Smoking fathers pass on damaged DNA to their children raising the risk of cancer
07:37 GMT, 25 June 2012
Fathers who smoke pass on damaged DNA to their children – raising the risk of cancer, research shows.
A study found that smoking harms the father’s DNA, and these damaged genes can be inherited by his children.
This raises the risk of youngsters developing childhood cancers, particularly leukaemia, warn researchers at the University of Bradford.
Dangerous: A study found that smoking harms the fathers DNA, and these damaged genes can be inherited by his children
Because a fertile sperm cell takes three months to fully develop, fathers should kick the habit 12 weeks before conceiving to avoid the risk, Dr Diana Anderson said.
She added: ‘Smoking by fathers at the time around conception can lead to genetic changes in their children. These changes may raise the risk of developing cancer.’
Meanwhile scientists at the University of Glasgow have also found that men who drink lots of tea are far more likely to develop prostate cancer.

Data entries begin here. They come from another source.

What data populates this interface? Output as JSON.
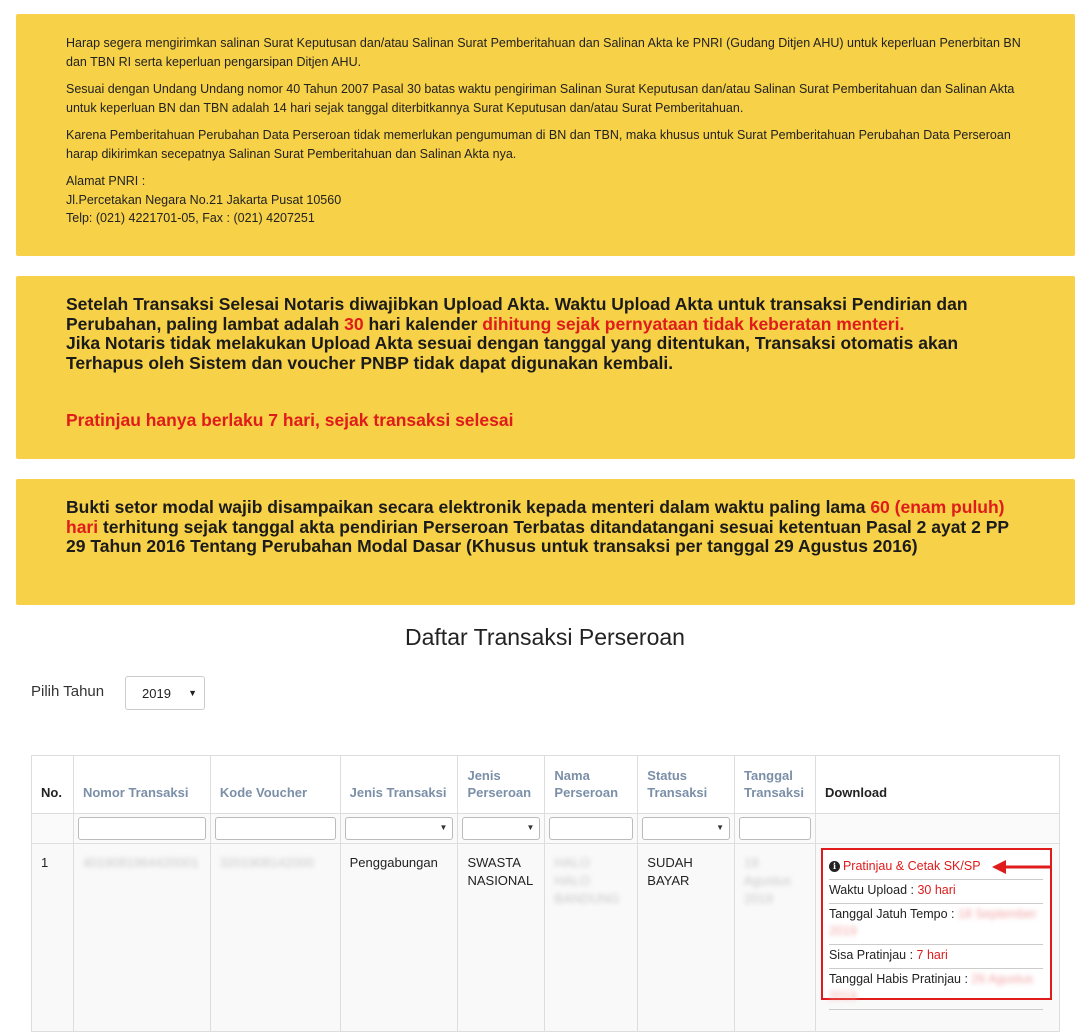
{
  "notice1": {
    "p1": "Harap segera mengirimkan salinan Surat Keputusan dan/atau Salinan Surat Pemberitahuan dan Salinan Akta ke PNRI (Gudang Ditjen AHU) untuk keperluan Penerbitan BN dan TBN RI serta keperluan pengarsipan Ditjen AHU.",
    "p2": "Sesuai dengan Undang Undang nomor 40 Tahun 2007 Pasal 30 batas waktu pengiriman Salinan Surat Keputusan dan/atau Salinan Surat Pemberitahuan dan Salinan Akta untuk keperluan BN dan TBN adalah 14 hari sejak tanggal diterbitkannya Surat Keputusan dan/atau Surat Pemberitahuan.",
    "p3": "Karena Pemberitahuan Perubahan Data Perseroan tidak memerlukan pengumuman di BN dan TBN, maka khusus untuk Surat Pemberitahuan Perubahan Data Perseroan harap dikirimkan secepatnya Salinan Surat Pemberitahuan dan Salinan Akta nya.",
    "addr_title": "Alamat PNRI :",
    "addr_line": "Jl.Percetakan Negara No.21 Jakarta Pusat 10560",
    "addr_phone": "Telp: (021) 4221701-05, Fax : (021) 4207251"
  },
  "notice2": {
    "t1": "Setelah Transaksi Selesai Notaris diwajibkan Upload Akta. Waktu Upload Akta untuk transaksi Pendirian dan Perubahan, paling lambat adalah ",
    "t2": "30",
    "t3": " hari kalender ",
    "t4": "dihitung sejak pernyataan tidak keberatan menteri.",
    "t5": "Jika Notaris tidak melakukan Upload Akta sesuai dengan tanggal yang ditentukan, Transaksi otomatis akan Terhapus oleh Sistem dan voucher PNBP tidak dapat digunakan kembali.",
    "preview_note": "Pratinjau hanya berlaku 7 hari, sejak transaksi selesai"
  },
  "notice3": {
    "t1": "Bukti setor modal wajib disampaikan secara elektronik kepada menteri dalam waktu paling lama ",
    "t2": "60 (enam puluh) hari",
    "t3": " terhitung sejak tanggal akta pendirian Perseroan Terbatas ditandatangani sesuai ketentuan Pasal 2 ayat 2 PP 29 Tahun 2016 Tentang Perubahan Modal Dasar (Khusus untuk transaksi per tanggal 29 Agustus 2016)"
  },
  "page_title": "Daftar Transaksi Perseroan",
  "year_filter": {
    "label": "Pilih Tahun",
    "value": "2019"
  },
  "table": {
    "headers": [
      "No.",
      "Nomor Transaksi",
      "Kode Voucher",
      "Jenis Transaksi",
      "Jenis Perseroan",
      "Nama Perseroan",
      "Status Transaksi",
      "Tanggal Transaksi",
      "Download"
    ],
    "row": {
      "no": "1",
      "nomor": "4019081964420001",
      "voucher": "3201908142000",
      "jenis_transaksi": "Penggabungan",
      "jenis_perseroan": "SWASTA NASIONAL",
      "nama": "HALO HALO BANDUNG",
      "status": "SUDAH BAYAR",
      "tanggal": "19 Agustus 2019"
    }
  },
  "download": {
    "link_label": "Pratinjau & Cetak SK/SP",
    "upload_label": "Waktu Upload : ",
    "upload_value": "30 hari",
    "due_label": "Tanggal Jatuh Tempo : ",
    "due_value": "18 September 2019",
    "remaining_label": "Sisa Pratinjau : ",
    "remaining_value": "7 hari",
    "expire_label": "Tanggal Habis Pratinjau : ",
    "expire_value": "26 Agustus 2019"
  },
  "colors": {
    "notice_bg": "#f7d147",
    "accent_red": "#e01b1b",
    "status_green": "#2f8a2f"
  },
  "icons": [
    "info-icon",
    "red-arrow-icon",
    "caret-down-icon"
  ]
}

They found that those who drank seven or more cups a day had a 50 per cent higher risk of contracting the disease than men who had three or fewer.
The warning comes after researchers tracked the health of more than 6,000 men for four decades.
Their findings run counter to previous research, which had suggested that tea-drinking lowers the risk of cancer, as well as heart disease, diabetes and Parkinson’s disease.